I'm not sure about that. You can write a "pretty good" compiler using only a fraction of the features of a CPU.
That depends on the CPU!
RV32I is a nice fit for compiling all of C/C++ [1] and similar languages, with just 37 instructions, every one of which is used by the compiler, given suitable source code. Of course if your program doesn't do any XORs then the XOR instruction won't get used etc.
In fact, that's part of the anti-CISC argument - designers were adding all sorts of instructions to their architectures that were nearly impossible for compiler writers to use effectively in a program (sure, you could have your aged assembly language programmers use them in libraries, but ... that was less interesting.)
That is true, but it's even worse than that -- those instructions were often just convenience for assembly language programmers, but actually executed slower than using several simpler instructions. Patterson found many examples of this for VAX 11/780, and Cocke for IBM System/370.
Your aged assembly language programmers should not even use them in libraries, only in quickly written application code where programmer productivity was more important than machine efficiency.
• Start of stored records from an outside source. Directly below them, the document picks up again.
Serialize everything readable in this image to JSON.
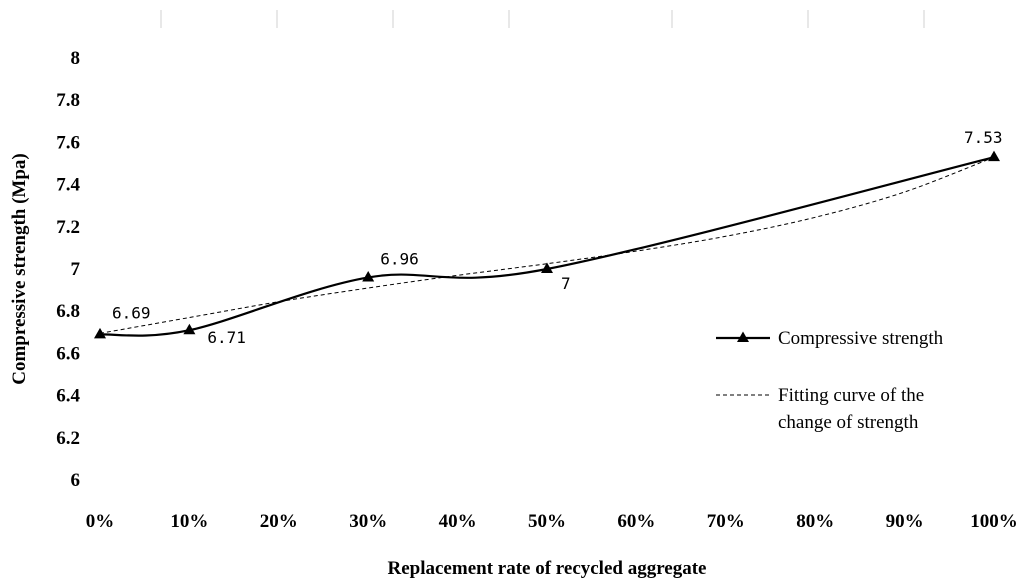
{
  "chart_data": {
    "type": "line",
    "xlabel": "Replacement rate of recycled aggregate",
    "ylabel": "Compressive strength  (Mpa)",
    "ylim": [
      6,
      8
    ],
    "yticks": [
      "6",
      "6.2",
      "6.4",
      "6.6",
      "6.8",
      "7",
      "7.2",
      "7.4",
      "7.6",
      "7.8",
      "8"
    ],
    "xlim": [
      0,
      100
    ],
    "xticks": [
      "0%",
      "10%",
      "20%",
      "30%",
      "40%",
      "50%",
      "60%",
      "70%",
      "80%",
      "90%",
      "100%"
    ],
    "grid": false,
    "legend_position": "right",
    "series": [
      {
        "name": "Compressive strength",
        "style": "solid",
        "marker": "triangle",
        "color": "#000000",
        "x": [
          0,
          10,
          30,
          50,
          100
        ],
        "y": [
          6.69,
          6.71,
          6.96,
          7,
          7.53
        ],
        "labels": [
          "6.69",
          "6.71",
          "6.96",
          "7",
          "7.53"
        ]
      },
      {
        "name": "Fitting curve of the change of strength",
        "name_lines": [
          "Fitting curve of the",
          "change of strength"
        ],
        "style": "dashed",
        "color": "#000000",
        "x": [
          0,
          10,
          20,
          30,
          40,
          50,
          60,
          70,
          80,
          90,
          100
        ],
        "y": [
          6.695,
          6.77,
          6.845,
          6.91,
          6.97,
          7.025,
          7.085,
          7.155,
          7.245,
          7.365,
          7.53
        ]
      }
    ]
  }
}
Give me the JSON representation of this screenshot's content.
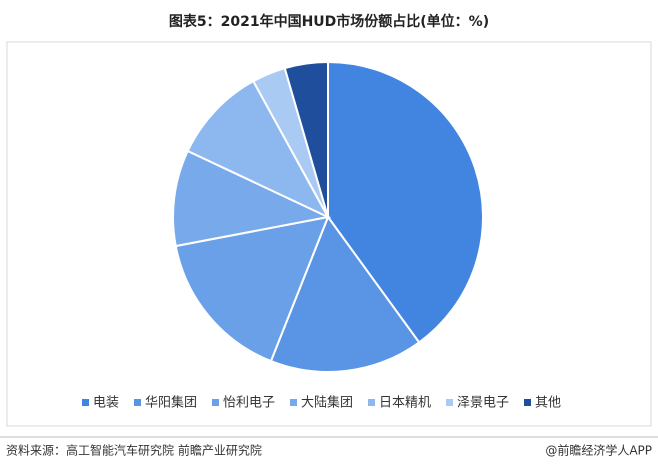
{
  "chart_data": {
    "type": "pie",
    "title": "图表5：2021年中国HUD市场份额占比(单位：%)",
    "categories": [
      "电装",
      "华阳集团",
      "怡利电子",
      "大陆集团",
      "日本精机",
      "泽景电子",
      "其他"
    ],
    "values": [
      40,
      16,
      16,
      10,
      10,
      3.5,
      4.5
    ],
    "colors": [
      "#4285e0",
      "#5a95e5",
      "#6aa0e8",
      "#78aaeb",
      "#8cb8ef",
      "#a9caf3",
      "#1f4e9c"
    ],
    "legend": "bottom"
  },
  "footer": {
    "source": "资料来源：高工智能汽车研究院 前瞻产业研究院",
    "brand": "@前瞻经济学人APP"
  }
}
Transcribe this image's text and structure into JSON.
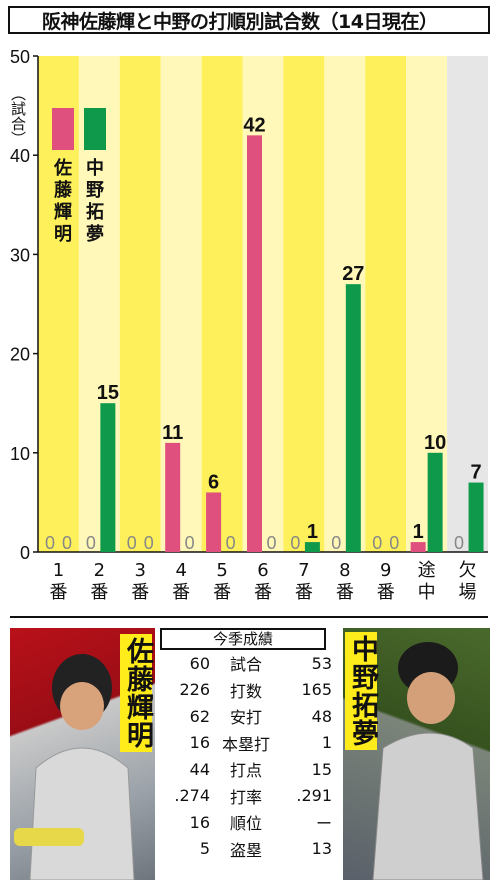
{
  "title": "阪神佐藤輝と中野の打順別試合数（14日現在）",
  "colors": {
    "yellow": "#fdf05a",
    "pale_yellow": "#fff8b8",
    "gray_band": "#e6e6e6",
    "sato": "#e0507f",
    "nakano": "#0f9a4b",
    "name_bg": "#ffec1a"
  },
  "chart_data": {
    "type": "bar",
    "ylabel": "（試合）",
    "ylim": [
      0,
      50
    ],
    "yticks": [
      "0",
      "10",
      "20",
      "30",
      "40",
      "50"
    ],
    "categories": [
      "1番",
      "2番",
      "3番",
      "4番",
      "5番",
      "6番",
      "7番",
      "8番",
      "9番",
      "途中",
      "欠場"
    ],
    "series": [
      {
        "name": "佐藤輝明",
        "values": [
          0,
          0,
          0,
          11,
          6,
          42,
          0,
          0,
          0,
          1,
          0
        ]
      },
      {
        "name": "中野拓夢",
        "values": [
          0,
          15,
          0,
          0,
          0,
          0,
          1,
          27,
          0,
          10,
          7
        ]
      }
    ],
    "grid": false,
    "legend": "top-left"
  },
  "stats": {
    "header": "今季成績",
    "rows": [
      {
        "label": "試合",
        "sato": "60",
        "nakano": "53"
      },
      {
        "label": "打数",
        "sato": "226",
        "nakano": "165"
      },
      {
        "label": "安打",
        "sato": "62",
        "nakano": "48"
      },
      {
        "label": "本塁打",
        "sato": "16",
        "nakano": "1"
      },
      {
        "label": "打点",
        "sato": "44",
        "nakano": "15"
      },
      {
        "label": "打率",
        "sato": ".274",
        "nakano": ".291"
      },
      {
        "label": "順位",
        "sato": "16",
        "nakano": "ー"
      },
      {
        "label": "盗塁",
        "sato": "5",
        "nakano": "13"
      }
    ]
  },
  "players": {
    "left_name": "佐藤輝明",
    "right_name": "中野拓夢"
  }
}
I was very unhappy when the compiler class I took in college spent so little time on optimization, or even converting generic 3-operand instructions to code for a specific CPU. But that used to be where a lot of compiler writers stopped.
I took compiler classes at university in 1983/4 and actually worked on back-ends for VAX and M6809.
We certainly covered .. and implemented .. the most important optimisations such as constant expression evaluation, strength reduction, common subexpression elimination, code motion out of loops.
We studied and implemented register allocation but the algorithms at the time were pretty crude. Patterson has said that RISC-I and RISC-II would never have used register windows if they'd known a good register allocation algorithm for their compiler.
One of the largest amounts of time spent was on trying to match address calculation DAGs to all the crazy addressing modes, and figuring out when to use arithmetic rather and an addressing mode, and when to bail out of trying to match the whole address calculation DAG to an addressing mode and just emit an LEA with what you had, and then start again from that.
And using complex addressing modes was at odds with common subexpression elimination (and still is today with x86 and Arm scaled indexed addressing).
Pure RISC with no more than base+offset addressing is SO MUCH easier to generate code for. You just need a few more instructions and a few more temporary values in registers. But those are easily subjected to all the normal optimisations -- common subexpression elimination, moving some of it out of loops, etc.
[1] with soft float used if the program uses FP, you can add F or D extensions if this is performance-critical.